The image below shows a small portion of a coordinate net on a torus. This particular net is geodesic at the red point, and this means that the infinitesimal rule for calculating distances is the Pythagorean theorem. To put it another way, very small two dimesional inhabitants of the torus (who live near the red point, who have limited measuring capabilities, and who we might call surfers) will think that their space is a flat Euclidean plane.


In the image shown below, the coordinate net has been greatly expanded to the extent that it covers a significant portion of the torus. When the surfers travel to the far corners of the net, they will discover that the infinitesimal rule of distance has become the law of cosines. This suggests to them, but does not prove, that their world is curved: In order to demonstrate that their world is flat, one way in which they could proceed would be to exhibit a coordinate system which covers their entire world and in which the infinitesimal rule of distance is the Pythagorean theorem at every point. The failure of the given coordinate system to meet this condition only indicates that the space has not been shown to be Euclidean. The question as to whether the space is flat or curved is still open.

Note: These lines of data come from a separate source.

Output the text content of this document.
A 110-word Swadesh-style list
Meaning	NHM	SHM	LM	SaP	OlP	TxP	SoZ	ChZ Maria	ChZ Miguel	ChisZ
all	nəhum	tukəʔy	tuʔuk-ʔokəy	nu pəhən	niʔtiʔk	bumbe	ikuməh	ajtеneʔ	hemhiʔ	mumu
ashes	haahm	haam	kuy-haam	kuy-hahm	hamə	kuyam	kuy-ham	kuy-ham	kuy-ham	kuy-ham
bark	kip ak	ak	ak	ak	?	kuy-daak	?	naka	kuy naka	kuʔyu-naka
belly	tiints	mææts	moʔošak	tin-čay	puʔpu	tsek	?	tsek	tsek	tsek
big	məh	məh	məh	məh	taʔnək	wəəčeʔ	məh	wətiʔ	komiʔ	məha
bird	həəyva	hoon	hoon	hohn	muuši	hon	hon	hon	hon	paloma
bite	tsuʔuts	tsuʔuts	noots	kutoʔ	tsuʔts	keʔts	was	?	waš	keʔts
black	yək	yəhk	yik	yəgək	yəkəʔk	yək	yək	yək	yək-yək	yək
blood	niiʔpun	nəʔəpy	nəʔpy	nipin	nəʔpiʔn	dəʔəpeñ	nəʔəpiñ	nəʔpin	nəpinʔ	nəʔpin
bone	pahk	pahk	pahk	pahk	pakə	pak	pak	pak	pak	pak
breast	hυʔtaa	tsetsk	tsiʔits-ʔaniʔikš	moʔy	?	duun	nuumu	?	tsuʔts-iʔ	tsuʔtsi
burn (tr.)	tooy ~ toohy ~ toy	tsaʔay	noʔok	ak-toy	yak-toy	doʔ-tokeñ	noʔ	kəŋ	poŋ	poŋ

In the first image below, the surfers have travelled along a geodesic beginning at the red point and coming back to the red point. The light blue line was parallel propagated along the way and apparently ends up the same as when it started. This last fact would be a property of a flat space, if it were not for the fact that a geodesic path was followed and returned to the starting point. In the second image below a slightly different path, which is not a geodesic, was followed with the result that the starting and ending blue lines are different. From this the surfers conclude that their space has curvature somewhere. In a future test, the surfers will attempt to demonstrate that their land is curved at the red point. They will do this by looking at a "blue line" parallel propagated around a small closed loop which lies completely within the gray grid shown below. The path will pass through the red point, and the surfers will undertake a limit process in which the loop shrinks to zero area. If they can detect that the line changes its direction when it returns to its starting point, then they will know that their space is curved at the red point.